As my nattering electoral stream of consciousness turned to the question of Trump’s many conflicts of interest, it occurred to me that the unique thing about Donald Trump also is the most obvious: he’s a businessman.
We tend to think that anyone in business who makes millions of dollars a year can be called a business person, but many of those people are high-level corporate managers (CEO’s), bankers and financiers. They are in business, yes (making widgets or lending money to widget makers or selling widget-making stock); in that sense you can call them business persons; but they do not identify themselves with the companies they work for. Even if they happen also to own a large number of company shares, they still are managers, bankers and financiers and, if they are good managers, bankers and financiers, they will be as loyal to the next company they join as they are to the one they work for now.
A business person, more narrowly defined, is someone who owns a company, has overall control of it, and identifies with it to the degree that his or her fortunes coincide with the fortunes of the company. Salvatore Parker, the grocer on the corner, is a businessman. When Parker expands, and owns half-a-dozen markets throughout town, he still is a businessman. When Parker Markets becomes a region-wide chain of supermarkets and issues common stock, is Parker still a businessman? It might be a struggle for him; he must answer to a board of directors. When Salvatore Parker sells out to Hannaford, he ceases to be a businessman – unless he comes back and buys the building on the corner, with the store which still has a faded sign with his name on it over the door, and opens a gourmet deli.
It’s hard to find businessmen who have played any role in the federal government, much less the White House. Yes, I know, Harry Truman was a haberdasher. But he wasn’t; he was a politician. We’ve had a few bankers and financiers in government, lately a few doctors, and lawyers up the wazoo, but their real profession was politics; they went back to their day jobs only when they were out of office. George H. W. Bush was an honest-to-goodness American businessman; he built a successful oil company out of scratch (scratch from the Bush family coffers). By the time George H. W. ran for Congress though, he had become a politician.
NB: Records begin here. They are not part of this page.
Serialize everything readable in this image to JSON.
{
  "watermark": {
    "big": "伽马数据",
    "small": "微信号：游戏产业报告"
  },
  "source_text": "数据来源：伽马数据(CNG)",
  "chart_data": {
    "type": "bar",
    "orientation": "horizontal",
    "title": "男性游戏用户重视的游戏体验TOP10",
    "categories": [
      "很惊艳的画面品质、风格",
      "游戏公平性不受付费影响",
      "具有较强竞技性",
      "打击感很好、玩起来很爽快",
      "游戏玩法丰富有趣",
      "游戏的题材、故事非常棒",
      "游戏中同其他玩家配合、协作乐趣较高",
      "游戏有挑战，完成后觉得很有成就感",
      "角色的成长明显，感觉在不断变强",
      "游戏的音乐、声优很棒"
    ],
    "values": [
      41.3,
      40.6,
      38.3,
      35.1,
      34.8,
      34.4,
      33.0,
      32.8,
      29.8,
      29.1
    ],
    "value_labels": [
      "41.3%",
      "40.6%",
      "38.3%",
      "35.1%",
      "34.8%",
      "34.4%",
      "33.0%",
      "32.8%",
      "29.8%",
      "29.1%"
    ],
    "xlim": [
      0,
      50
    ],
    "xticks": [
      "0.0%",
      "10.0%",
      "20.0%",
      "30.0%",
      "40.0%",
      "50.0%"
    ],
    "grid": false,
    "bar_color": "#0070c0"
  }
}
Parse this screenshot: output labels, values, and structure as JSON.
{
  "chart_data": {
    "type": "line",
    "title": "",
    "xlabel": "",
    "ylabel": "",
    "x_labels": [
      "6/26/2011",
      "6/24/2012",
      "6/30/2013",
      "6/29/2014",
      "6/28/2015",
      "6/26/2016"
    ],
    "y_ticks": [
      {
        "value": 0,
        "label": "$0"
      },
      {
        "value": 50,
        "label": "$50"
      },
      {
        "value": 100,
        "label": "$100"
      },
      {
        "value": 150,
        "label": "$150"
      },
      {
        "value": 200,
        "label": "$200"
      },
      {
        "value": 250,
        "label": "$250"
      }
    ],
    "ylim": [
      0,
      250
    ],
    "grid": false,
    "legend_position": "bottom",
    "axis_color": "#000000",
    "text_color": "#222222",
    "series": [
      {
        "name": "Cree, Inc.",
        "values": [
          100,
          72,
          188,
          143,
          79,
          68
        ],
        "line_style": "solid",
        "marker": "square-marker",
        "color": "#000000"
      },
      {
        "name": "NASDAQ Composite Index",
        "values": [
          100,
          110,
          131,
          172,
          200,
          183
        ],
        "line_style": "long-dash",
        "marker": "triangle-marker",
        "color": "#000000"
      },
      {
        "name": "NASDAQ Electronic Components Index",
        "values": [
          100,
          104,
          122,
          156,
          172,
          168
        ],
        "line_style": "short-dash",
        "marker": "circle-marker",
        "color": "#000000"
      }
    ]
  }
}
Donald Trump has not yet become a politician; he’s still a businessman. Like any business person, his business, not politics, is the most important thing in his life (barring personal relationships, one hopes).
What is Donald Trump business? He started out in construction, just like Oprah Winfrey started out in daytime television, and Anthony Bourdain started out as a chef, and Magic Johnson started out as a boxer – but now his business, like Winfrey’s and Burdain’s and Johnson’s, is selling an eponymous brand. His campaign for the Presidency was not a political venture, it was a commercial one, intended to add value to the Donald Trump rand.
There was nothing covert or Machiavellian about it. Running for President was a project of the Trump brand; Trump has never pretended otherwise. In fact, Donald Trump’s identification with the Trump brand is so open and guileless, and his delight in it, which he so loves to share, so childlike, that all we grown-ups can do is smile.
In that way, at least, the Trump Administration will be unique. The long term goals of President Trump – let’s say, of the Trump White House – will not be political; they will be commercial. Whether it’s a decision about the style of the President’s suit or about whether we should send troops to Africa, the Trump team will decide not on political grounds – not on what the voters or the Republican Party or Trump Campaign donors prefer – but on their decision’s effect on the Donald Trump brand.
Like the last eight or so Presidents, President Trump will spend most of his working hours catering to the needs of a small group of persons of influence – family and friends, of course, and then oligarchs and power brokers. Whatever time he has for the country, the citizenry as a whole, will be used to bolster his celebrity image. Arguably, that could be a more useful use of Presidential power than that of his predecessors’, whose efforts to accomplish anything always were hampered by having to juggle the incoherent needs of various political constituencies.
So far, the Donald Trump brand has been a great success. If you have any doubt about whether it has reached its goal of making Donald Trump an international business icon, imagine, if you will, The New York Times’ Donald Trump obituary (assuming that The New York Times outlives Donald Trump, which is not a given). Will The Times see Trump as a President who was a business tycoon? No; Trump will be seen as a business tycoon who was a President.